Edward Said in his essay, “Reflections on Exile” recounts an interesting anecdote about Faiz Ahmad Faiz and his friend Eqbal Ahmad. Said talks about how Faiz had several Palestinian friends but was only able to overcome his “constant estrangement” when he met Ahmad, a Pakistani friend and fellow-exile. Perhaps because he felt that Ahmad understood him. They shared the same culture, language and were both experiencing exile. I can’t help but think whether the encounter would have yielded the same results if we were to strip away some trivialities from the story. What if Faiz and Ahmad were not friends? Would two strangers have shared such an unadulterated and unembellished experience? What if Ahmad had no interest in poetry? Would he still have sat in a dreary restaurant late at night to listen to Faiz’s verse? I can’t say for sure. But I’d like to think so; if not for friendship or poetry but for familiarity and mutual disdain for the Zia regime. The point of mentioning this account is to contrast it with the interaction between the servants in Noble Sahib’s house and Ibn-ul-Vaqt, in Nazir’s Ahmad’s “Ibn-ul-Vaqt”, to examine how imperialism affects exile and relations amongst the exiled. Faiz’s exile was predominantly a physical one, whilst Ibn-ul-Vaqt was in a cultural, social and linguistic exile in his own land. Except of course it was no longer his “own” land. He and India were colonized by the British.

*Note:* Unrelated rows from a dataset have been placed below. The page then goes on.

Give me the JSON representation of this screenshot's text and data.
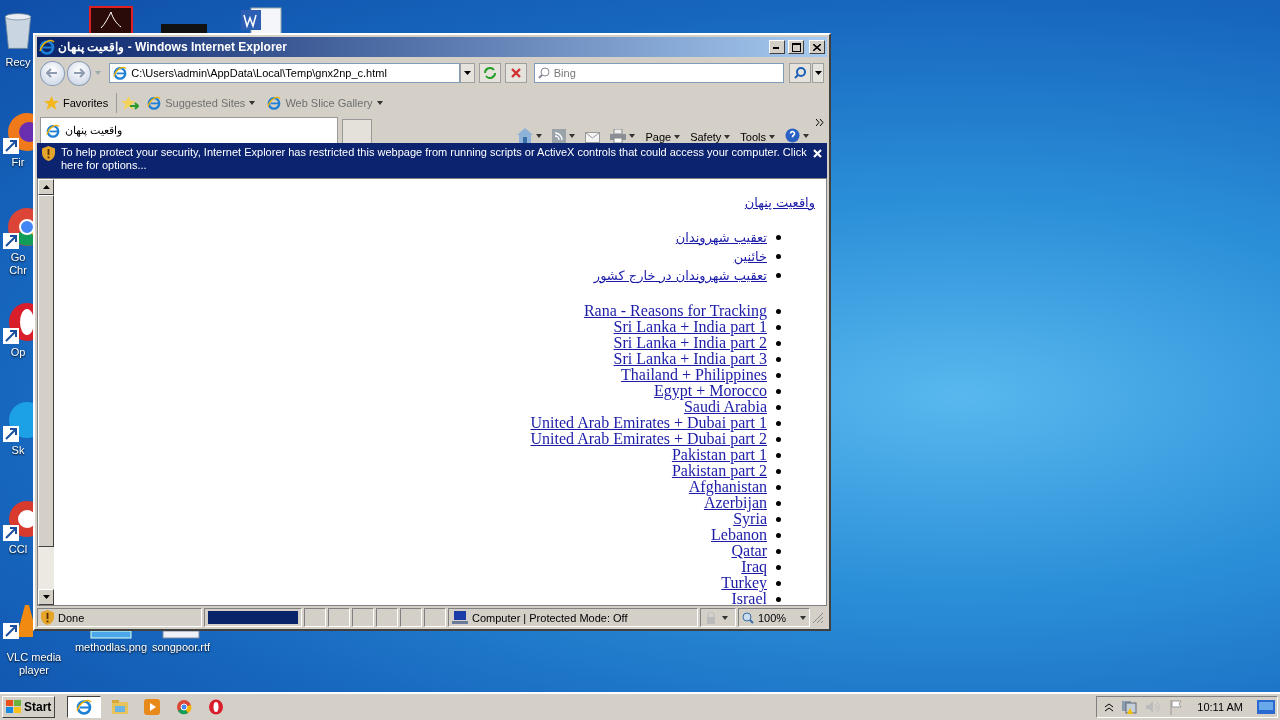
{
  "desktop": {
    "icons": [
      {
        "kind": "recycle",
        "label": "Recy"
      },
      {
        "kind": "acrobat"
      },
      {
        "kind": "dark"
      },
      {
        "kind": "word"
      },
      {
        "kind": "firefox",
        "label": "Fir"
      },
      {
        "kind": "chrome",
        "label": "Go\nChr"
      },
      {
        "kind": "opera",
        "label": "Op"
      },
      {
        "kind": "skype",
        "label": "Sk"
      },
      {
        "kind": "ccleaner",
        "label": "CCl"
      },
      {
        "kind": "vlc",
        "label": "VLC media\nplayer"
      },
      {
        "kind": "image",
        "label": "methodlas.png"
      },
      {
        "kind": "doc",
        "label": "songpoor.rtf"
      }
    ]
  },
  "window": {
    "title": "واقعیت پنهان - Windows Internet Explorer",
    "address": "C:\\Users\\admin\\AppData\\Local\\Temp\\gnx2np_c.html",
    "search": {
      "placeholder": "Bing"
    },
    "favorites_bar": {
      "favorites": "Favorites",
      "items": [
        "Suggested Sites",
        "Web Slice Gallery"
      ]
    },
    "tab": {
      "title": "واقعیت پنهان"
    },
    "command_bar": [
      "Page",
      "Safety",
      "Tools"
    ],
    "info_bar": "To help protect your security, Internet Explorer has restricted this webpage from running scripts or ActiveX controls that could access your computer. Click here for options...",
    "page": {
      "heading": "واقعیت پنهان",
      "persian_links": [
        "تعقیب شهروندان",
        "خائنین",
        "تعقیب شهروندان در خارج کشور"
      ],
      "country_links": [
        "Rana - Reasons for Tracking",
        "Sri Lanka + India part 1",
        "Sri Lanka + India part 2",
        "Sri Lanka + India part 3",
        "Thailand + Philippines",
        "Egypt + Morocco",
        "Saudi Arabia",
        "United Arab Emirates + Dubai part 1",
        "United Arab Emirates + Dubai part 2",
        "Pakistan part 1",
        "Pakistan part 2",
        "Afghanistan",
        "Azerbijan",
        "Syria",
        "Lebanon",
        "Qatar",
        "Iraq",
        "Turkey",
        "Israel"
      ]
    },
    "status_bar": {
      "status": "Done",
      "progress": {
        "level": 1
      },
      "zone": "Computer | Protected Mode: Off",
      "zoom": "100%"
    }
  },
  "taskbar": {
    "start": "Start",
    "clock": "10:11 AM"
  }
}
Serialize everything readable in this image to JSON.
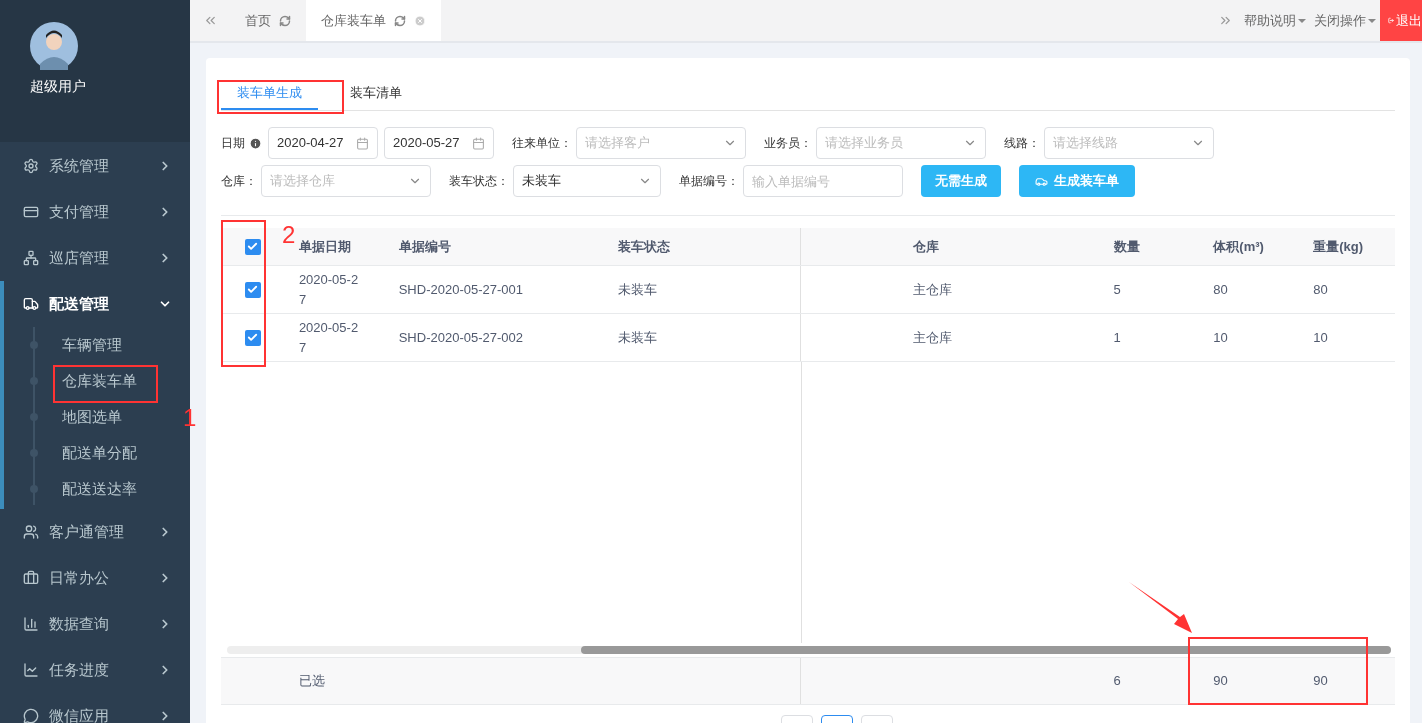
{
  "user": {
    "name": "超级用户"
  },
  "sidebar": {
    "items": [
      {
        "label": "系统管理",
        "expanded": false
      },
      {
        "label": "支付管理",
        "expanded": false
      },
      {
        "label": "巡店管理",
        "expanded": false
      },
      {
        "label": "配送管理",
        "expanded": true,
        "children": [
          {
            "label": "车辆管理"
          },
          {
            "label": "仓库装车单"
          },
          {
            "label": "地图选单"
          },
          {
            "label": "配送单分配"
          },
          {
            "label": "配送送达率"
          }
        ]
      },
      {
        "label": "客户通管理",
        "expanded": false
      },
      {
        "label": "日常办公",
        "expanded": false
      },
      {
        "label": "数据查询",
        "expanded": false
      },
      {
        "label": "任务进度",
        "expanded": false
      },
      {
        "label": "微信应用",
        "expanded": false
      }
    ]
  },
  "top_tabs": [
    {
      "label": "首页",
      "selected": false
    },
    {
      "label": "仓库装车单",
      "selected": true
    }
  ],
  "top_actions": {
    "help": "帮助说明",
    "close": "关闭操作",
    "logout": "退出"
  },
  "page_tabs": [
    {
      "label": "装车单生成",
      "selected": true
    },
    {
      "label": "装车清单",
      "selected": false
    }
  ],
  "filters": [
    {
      "kind": "daterange",
      "label": "日期",
      "from": "2020-04-27",
      "to": "2020-05-27"
    },
    {
      "kind": "select",
      "label": "往来单位：",
      "placeholder": "请选择客户"
    },
    {
      "kind": "select",
      "label": "业务员：",
      "placeholder": "请选择业务员"
    },
    {
      "kind": "select",
      "label": "线路：",
      "placeholder": "请选择线路"
    },
    {
      "kind": "select",
      "label": "仓库：",
      "placeholder": "请选择仓库"
    },
    {
      "kind": "select",
      "label": "装车状态：",
      "value": "未装车"
    },
    {
      "kind": "input",
      "label": "单据编号：",
      "placeholder": "输入单据编号"
    }
  ],
  "buttons": [
    {
      "label": "无需生成"
    },
    {
      "label": "生成装车单"
    }
  ],
  "table": {
    "all_checked": true,
    "columns": [
      "单据日期",
      "单据编号",
      "装车状态",
      "仓库",
      "数量",
      "体积(m³)",
      "重量(kg)"
    ],
    "rows": [
      {
        "checked": true,
        "cells": [
          "2020-05-2\n7",
          "SHD-2020-05-27-001",
          "未装车",
          "主仓库",
          "5",
          "80",
          "80"
        ]
      },
      {
        "checked": true,
        "cells": [
          "2020-05-2\n7",
          "SHD-2020-05-27-002",
          "未装车",
          "主仓库",
          "1",
          "10",
          "10"
        ]
      }
    ],
    "footer": {
      "label": "已选",
      "quantity": "6",
      "volume": "90",
      "weight": "90"
    }
  },
  "annotations": [
    "1",
    "2"
  ]
}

It was unsettling to read that the servants found their “fellow-exile” foolhardy and that they would have “laughed their heads off” at his “silly” blunders. It was difficult to accept that they felt disdain instead of compassion. They glorified the Noble Sahib, the colonizer, and deplored Ibn-ul-Vaqt, the fellow-colonized and did not deem him worthy of respect. It seemed to me that the interaction should have had the warmth I found in the anecdote about Faiz and Ahmad. This led me to realize the corrosive effect of the colonizer on the relations amongst the colonized. Ibn-ul-Vaqt, himself, found the British inexplicably glorious so much so that he likened every Englishman to a “powerful lion”. Moreover, he referred to the events of 1857 as a mutiny and the locals involved as “mutineers” and “hooligans”. Therefore, it is apparent that imperialism causes people to be exiled from their own people. It is an exile so deep that it not only rips the umbilical cord to the land but also throws the individual into a Hegelian, master-servant relationship in which the colonized exists in isolation. Faiz’s exile is clearly different from Ibn-ul-Vaqt’s exile. Ergo, can the word exile effectively capture the sensibilities of all those who are exiled? Are people who experience exile under imperialism “more exiled” than people who are in self-exile or have been forcefully displaced?
Said, at the end of his essay, talks about the positive things that come out of exile. He says, “Most people are principally aware of one culture, one setting, one home; exiles are aware of at least two, and this plurality of vision gives rise to an awareness of simultaneous dimensions, an awareness that - to borrow a phrase from music is - contrapuntal. (186)” In the case of an exile under imperialist rule, this contrapuntal awareness is most unfortunate. Under the spell of the colonizer, the exiled individual feels that his own culture is rudimentary and inferior. Moreover, the confusion caused by familiarity with nuances of various cultures is devastating. Perhaps Nazir Ahmad was trying to depict this very idea in “Ibn-ul-Vaqt”, albeit with humour. Ibn-ul-Vaqt’s linguistic prowess in Arabic and Persian failed him when he scared off his wife with the Persian idiom ‘murder the lamp’ instead of the Arabic one; ‘blow out the lamp’ (5, Translated).